Audrey wasn’t happy. “Everybody, just stop. Quit it.”
Masters was talking to Sarah. “How do you know so much about Wade’s backup?” he said.
Sarah shrugged and smiled. “I just know.”
Masters ate on that. Then he turned to Lucas, saying, “The call was a glitch. Wade didn’t get things uploaded last night, and it triggered the warning system. That’s all.”
Lucas nodded, wanting to believe it.
“Let’s just run,” Harris said.
“Is this how they do things in Utah?” Pete said. “Pester people till you get what you want?”
“Sometimes.” The kid showed up at the track six weeks ago – a refugee running away from drought and forest fires. Harris liked to talk. He told everybody that he was going out on the prairie and build windmills. Except of course he didn’t know anything about anything useful. His main talent was a pair of long strong and very young legs, and there were sunny looks and a big smile that was charming for two minutes, tops.
“I’m running,” he said, smiling hard. Then he walked to the inside lane.
Others started to follow.
Not Lucas.
A little BMW pulled off the road and Gatlin got out.

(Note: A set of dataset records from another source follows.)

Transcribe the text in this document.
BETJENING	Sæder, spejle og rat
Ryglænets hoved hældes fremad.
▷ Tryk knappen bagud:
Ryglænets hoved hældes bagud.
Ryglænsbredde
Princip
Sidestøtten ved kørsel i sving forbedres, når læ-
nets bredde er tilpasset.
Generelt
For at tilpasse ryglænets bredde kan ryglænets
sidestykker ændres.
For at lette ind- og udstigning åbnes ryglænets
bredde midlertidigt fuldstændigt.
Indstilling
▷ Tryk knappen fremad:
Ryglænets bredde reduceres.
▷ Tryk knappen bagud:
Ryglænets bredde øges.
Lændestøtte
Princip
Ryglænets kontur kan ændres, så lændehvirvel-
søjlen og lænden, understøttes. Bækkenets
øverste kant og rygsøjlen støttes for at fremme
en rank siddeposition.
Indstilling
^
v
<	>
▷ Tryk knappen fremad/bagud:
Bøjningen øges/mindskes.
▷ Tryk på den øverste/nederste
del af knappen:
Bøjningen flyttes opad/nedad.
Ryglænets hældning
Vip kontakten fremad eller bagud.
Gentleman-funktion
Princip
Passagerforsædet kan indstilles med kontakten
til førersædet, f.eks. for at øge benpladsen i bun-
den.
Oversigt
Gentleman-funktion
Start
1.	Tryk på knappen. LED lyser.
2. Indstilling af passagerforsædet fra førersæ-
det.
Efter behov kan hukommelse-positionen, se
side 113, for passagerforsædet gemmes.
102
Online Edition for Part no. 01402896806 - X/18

He wasn’t dressed to run. A fifty-year-old man with wavy gray hair, he looked nothing but respectable in a summer suit and tie. Coming through the zigzag, he moved slowly, one hand always holding the chain-link. He seemed sad, and then the sadness fell into something darker. And with little steps, he walked toward the others.
“Well, now we’ve got to stop talking about you,” said Pete.
Gatlin’s mouth was open, a lost look passing through his dark brown eyes. “I just got a call,” he said. “From a friend in the mayor’s office. He thought I’d want to know. Kids playing near Ash Creek found a body this morning. And the police think they recognize the man.”